The setting also underlined McCartney’s long-standing commitment to cruelty-free fashion. As a lifelong vegetarian who refuses to use leather or fur, the designer has built her brand around the idea of responsible luxury.
That message felt particularly timely following her recent appointment by the King as an ambassador for the Sustainable Markets Initiative (SMI), a programme designed to encourage businesses to adopt more sustainable practices.
Presenting the show in a stable environment while showcasing entirely faux materials on the runway felt like a perfect reflection of that ethos. The horse, of course, also happens to be the 54-year-old designer’s favourite animal, with her most popular bag being named “The Falabella”.
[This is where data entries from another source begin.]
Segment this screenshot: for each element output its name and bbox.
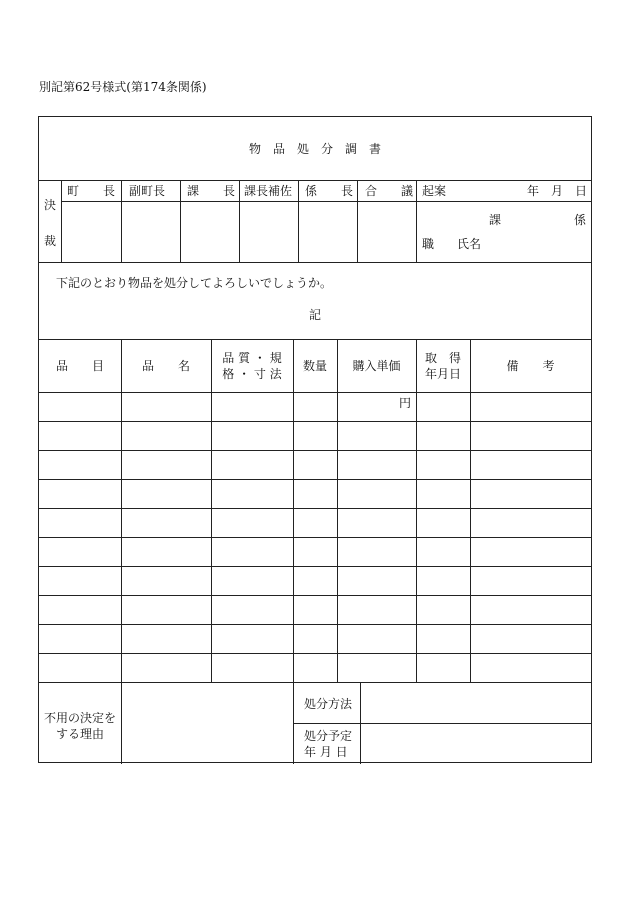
stamp-box-mayor[interactable]	[62, 202, 120, 261]
kian-position: 職	[422, 237, 435, 251]
header-name: 品 名	[141, 359, 190, 373]
plan-label-line2: 年 月 日	[304, 745, 348, 759]
method-field[interactable]	[361, 683, 590, 722]
kessai-label: 決	[43, 198, 56, 212]
kian-name: 氏名	[457, 237, 482, 251]
statement: 下記のとおり物品を処分してよろしいでしょうか。	[56, 276, 333, 290]
divider	[293, 339, 294, 682]
kian-section: 課	[489, 213, 502, 227]
divider	[211, 339, 212, 682]
divider	[293, 682, 294, 764]
header-acquired-line2: 年月日	[424, 367, 461, 381]
header-item: 品 目	[55, 359, 104, 373]
kian-date: 年 月 日	[527, 184, 588, 198]
approver-consultation: 合 議	[365, 184, 414, 198]
header-remarks: 備 考	[506, 359, 555, 373]
approver-section-chief: 課 長	[187, 184, 236, 198]
method-label: 処分方法	[304, 697, 353, 711]
form-title: 物 品 処 分 調 書	[248, 142, 381, 156]
approver-assistant-chief: 課長補佐	[244, 184, 293, 198]
divider	[39, 262, 591, 263]
stamp-box-deputy-mayor[interactable]	[122, 202, 179, 261]
ki-label: 記	[308, 308, 321, 322]
kian-label: 起案	[422, 184, 447, 198]
divider	[416, 339, 417, 682]
reason-field[interactable]	[122, 683, 292, 763]
approver-subsection-chief: 係 長	[305, 184, 354, 198]
header-acquired-line1: 取 得	[424, 351, 461, 365]
header-spec-line2: 格 ・ 寸 法	[222, 367, 282, 381]
form-reference: 別記第62号様式(第174条関係)	[39, 80, 207, 94]
divider	[470, 339, 471, 682]
yen-unit: 円	[399, 396, 412, 410]
kian-subsection: 係	[574, 213, 587, 227]
divider	[416, 180, 417, 262]
stamp-box-subsection-chief[interactable]	[299, 202, 356, 261]
header-spec-line1: 品 質 ・ 規	[222, 351, 282, 365]
header-quantity: 数量	[302, 359, 327, 373]
reason-label-line2: する理由	[55, 727, 104, 741]
header-unit-price: 購入単価	[352, 359, 401, 373]
divider	[121, 339, 122, 682]
approver-deputy-mayor: 副町長	[129, 184, 166, 198]
stamp-box-consultation[interactable]	[358, 202, 415, 261]
disposal-form	[38, 116, 592, 763]
divider	[337, 339, 338, 682]
stamp-box-section-chief[interactable]	[181, 202, 238, 261]
approver-mayor: 町 長	[67, 184, 116, 198]
reason-label-line1: 不用の決定を	[43, 711, 116, 725]
plan-label-line1: 処分予定	[304, 729, 353, 743]
stamp-box-assistant-chief[interactable]	[240, 202, 297, 261]
kessai-label: 裁	[43, 234, 56, 248]
plan-date-field[interactable]	[361, 724, 590, 763]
The collection opened with a strong Eighties influence, beginning with oversized faux fur coats layered over two-piece tailoring.
Top-heavy blazers and slimline trousers established the dominating silhouette from the outset, while exaggerated shoulders and cinched waists hinted at the power dressing of the decade.
Faux fur trims appeared repeatedly throughout the collection, edging blazers and coats while emphasising McCartney’s cruelty-free approach to outerwear – proving that vegan fashion can still, undoubtedly, be fashionable.
Equestrian references were woven subtly into the tailoring. Slim-cut suit trousers featured jodhpur-style cuffs at the ankle, while slouchy thigh-high boots evoked the riding-inspired aesthetic.
Despite the stable setting, McCartney’s tailoring remained rooted in the Savile Row tradition that has long informed her work. As a student she apprenticed with Edward Sexton – the celebrated tailor who dressed her father, Sir Paul McCartney – and that training continues to shape her approach to structure and proportion.
As the show progressed, the collection broadened beyond tailoring. Colourful jacquard patterns and McCartney’s signature star motifs appeared across knitwear and separates, injecting playful detail into the looks.
Sporty rugby shirts introduced a more casual element, while denim styling – including zipped jeans and relaxed jackets – created a sense of everyday practicality in the collection.
Crochet scarves and sweater vests also appeared, providing a softer texture and hinting at Seventies nostalgia, perhaps reflecting the designer’s childhood during that era.
Alongside these references, some silhouettes nodded to the Nineties revival emerging across several runways this fashion month. Low-rise trousers with cut-out details introduced a more contemporary grunge vibe, balancing out the more structured tailoring seen earlier in the show.
Pencil skirts also featured prominently – another silhouette dominating the season’s collections – often paired with fitted blazers or relaxed knitwear.
In some combinations, the styling carried echoes of Princess Diana’s off-duty wardrobe, particularly in the pairing of slouchy shirts with structured boots.
As the show moved into eveningwear, asymmetrical hems and backless shirts introduced a more sensual element, while high-low skirts – also seen recently at Dior – gave movement to the silhouettes.
Sequined dresses soon followed, shimmering under the lights and reflecting the wider return of statement, glittering eveningwear across autumn/winter 2026 collections.
Chunky rhinestone embellishments appeared across tops, dresses and even denim, channelling the excess of the Eighties while remaining consistent with McCartney’s playful design motifs. One model appeared in rhinestone jeans wearing a white vest emblazoned with the phrase: “My dad is a rock star”.
Accessories also introduced a potential new signature bag for the brand. A slouchy bucket-style handbag – reminiscent of a saddle satchel – appeared repeatedly on the runway, echoing the equestrian theme while hinting at a future commercial design.
Among the celebrity guests in attendance was Oprah Winfrey, seated alongside Sir Paul, who watched proudly as his daughter’s show unfolded.
Since launching her label in 2001, McCartney has built a reputation for sympathetically combining luxury fashion with ethical production, proving that sustainability and glamour can absolutely coexist.